Le recul de 3 % du nombre de ventes sur un an doit être interprété à la lumière des effets de calendrier et des comportements d'anticipation observés en 2025. La baisse concerne tant les appartements (-3 %) que les maisons (-1 %), mais la lecture territoire par territoire révèle des divergences :

  • Paris : recul des ventes (-5 %).
  • Grande couronne : baisse générale (-3 %), mais stabilisation des prix.
  • Petite couronne : recul mesuré des volumes mais prix en légère hausse (+0,7 %).
  • Seine-et-Marne : l'un des rares départements en progression de volumes.
  • Yvelines : parmi les plus fortes baisses de transactions.

Conséquences pour les acquéreurs et les détenteurs de crédit

Pour l'acheteur moyen, l'impact se traduit par une offre moins frénétique qu'en 2021-2022 mais par une sélection plus stricte des biens : les délais de vente tendent à s'allonger et la négociation retrouve une place, surtout hors Paris. Les acquéreurs qui jugent leur projet sur la longueur peuvent profiter d'une stabilité relative des prix pour négocier des conditions ou des calendriers d'achat plus favorables.

Les investisseurs restent attentifs : les rendements sont compressés en centre-ville, mais la rotation des biens et la demande locative maintiennent certaines opportunités, notamment en périphérie où le prix au mètre carré est plus accessible.

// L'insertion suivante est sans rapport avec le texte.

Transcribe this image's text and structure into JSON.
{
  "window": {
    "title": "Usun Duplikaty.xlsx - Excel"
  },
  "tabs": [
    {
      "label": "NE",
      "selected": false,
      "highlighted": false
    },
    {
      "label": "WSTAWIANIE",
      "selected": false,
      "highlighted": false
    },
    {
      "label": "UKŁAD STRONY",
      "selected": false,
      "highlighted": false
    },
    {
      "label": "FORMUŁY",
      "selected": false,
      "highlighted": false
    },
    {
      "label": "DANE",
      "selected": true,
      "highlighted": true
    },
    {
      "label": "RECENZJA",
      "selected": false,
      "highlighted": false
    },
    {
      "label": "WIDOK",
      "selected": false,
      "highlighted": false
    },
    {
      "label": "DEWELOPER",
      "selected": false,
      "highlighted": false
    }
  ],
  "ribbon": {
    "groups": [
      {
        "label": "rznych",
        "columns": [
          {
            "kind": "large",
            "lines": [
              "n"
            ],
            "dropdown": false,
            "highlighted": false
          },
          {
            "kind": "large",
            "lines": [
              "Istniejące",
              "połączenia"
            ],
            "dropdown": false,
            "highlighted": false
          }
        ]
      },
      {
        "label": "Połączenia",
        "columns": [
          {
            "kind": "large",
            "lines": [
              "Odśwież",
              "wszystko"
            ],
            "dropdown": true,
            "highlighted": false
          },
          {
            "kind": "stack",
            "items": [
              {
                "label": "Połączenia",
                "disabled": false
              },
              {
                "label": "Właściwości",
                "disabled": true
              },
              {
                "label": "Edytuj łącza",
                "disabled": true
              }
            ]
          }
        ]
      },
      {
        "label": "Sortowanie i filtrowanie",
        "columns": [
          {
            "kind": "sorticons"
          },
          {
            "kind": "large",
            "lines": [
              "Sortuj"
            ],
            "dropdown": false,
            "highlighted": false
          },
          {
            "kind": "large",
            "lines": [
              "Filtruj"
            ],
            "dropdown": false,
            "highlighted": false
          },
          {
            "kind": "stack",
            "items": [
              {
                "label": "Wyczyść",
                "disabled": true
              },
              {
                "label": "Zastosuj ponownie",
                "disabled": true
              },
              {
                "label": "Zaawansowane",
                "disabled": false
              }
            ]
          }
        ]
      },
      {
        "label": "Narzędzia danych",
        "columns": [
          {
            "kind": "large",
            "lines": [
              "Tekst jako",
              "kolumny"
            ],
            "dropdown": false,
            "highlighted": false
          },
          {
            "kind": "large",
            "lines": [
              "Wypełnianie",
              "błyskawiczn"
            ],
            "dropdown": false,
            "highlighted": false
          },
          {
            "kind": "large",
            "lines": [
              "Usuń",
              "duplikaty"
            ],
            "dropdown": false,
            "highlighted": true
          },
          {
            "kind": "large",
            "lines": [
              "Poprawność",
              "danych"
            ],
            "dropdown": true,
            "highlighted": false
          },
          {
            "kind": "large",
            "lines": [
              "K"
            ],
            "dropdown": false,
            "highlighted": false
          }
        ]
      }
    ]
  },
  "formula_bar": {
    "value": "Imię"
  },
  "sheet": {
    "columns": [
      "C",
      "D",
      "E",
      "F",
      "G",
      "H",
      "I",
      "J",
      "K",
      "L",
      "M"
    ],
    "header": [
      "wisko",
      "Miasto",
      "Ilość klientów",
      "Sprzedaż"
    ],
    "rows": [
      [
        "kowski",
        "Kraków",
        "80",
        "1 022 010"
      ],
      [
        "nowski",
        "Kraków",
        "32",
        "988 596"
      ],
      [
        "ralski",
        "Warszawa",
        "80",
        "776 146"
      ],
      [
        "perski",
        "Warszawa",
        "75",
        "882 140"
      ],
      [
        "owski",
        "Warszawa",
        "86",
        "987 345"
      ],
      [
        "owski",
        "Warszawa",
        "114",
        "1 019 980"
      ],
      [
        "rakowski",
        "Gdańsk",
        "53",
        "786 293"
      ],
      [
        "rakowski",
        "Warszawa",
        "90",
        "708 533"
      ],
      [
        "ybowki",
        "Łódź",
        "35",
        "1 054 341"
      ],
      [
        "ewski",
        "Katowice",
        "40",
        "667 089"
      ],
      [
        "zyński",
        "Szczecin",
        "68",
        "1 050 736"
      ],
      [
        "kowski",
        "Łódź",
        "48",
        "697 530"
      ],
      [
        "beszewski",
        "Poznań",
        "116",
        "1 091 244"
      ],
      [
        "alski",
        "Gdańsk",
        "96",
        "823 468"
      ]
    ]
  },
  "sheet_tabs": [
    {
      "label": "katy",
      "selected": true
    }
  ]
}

Un marché sous influence réglementaire et macroéconomique

Les notaires insistent sur la nécessité d'une lecture prudente des chiffres : les flux de crédit, l'évolution des taux, les dispositifs fiscaux locaux et l'offre foncière restent des paramètres déterminants pour la suite. La reprise, quand elle s'affirmera, dépendra de la conjonction entre un retour durable de la demande solvable et une normalisation des conditions de financement.

Indicateur Valeur
Ventes (févr.-avr. 2026) 29 680
Variation annuelle — ventes -3 %
Évolution 2 ans — volumes +19 %
Prix appartements — Paris 9 530 €/m²
Variation annuelle — appartements (IdF) +0,4 %

En synthèse, l'Île-de-France ne bascule pas : le marché reste en phase d'ajustement. Les indicateurs montrent à la fois une capacité de résistance — volumes sur deux ans en hausse — et une fragilité à court terme, avec des ventes en retrait et des hausses de prix très modérées. Pour les ménages, la donne actuelle invite à calibrer les projets en mois de mensualités et à surveiller l'évolution des taux et des conditions d'octroi, qui resteront les variables clé pour transformer l'intention d'achat en acte effectif.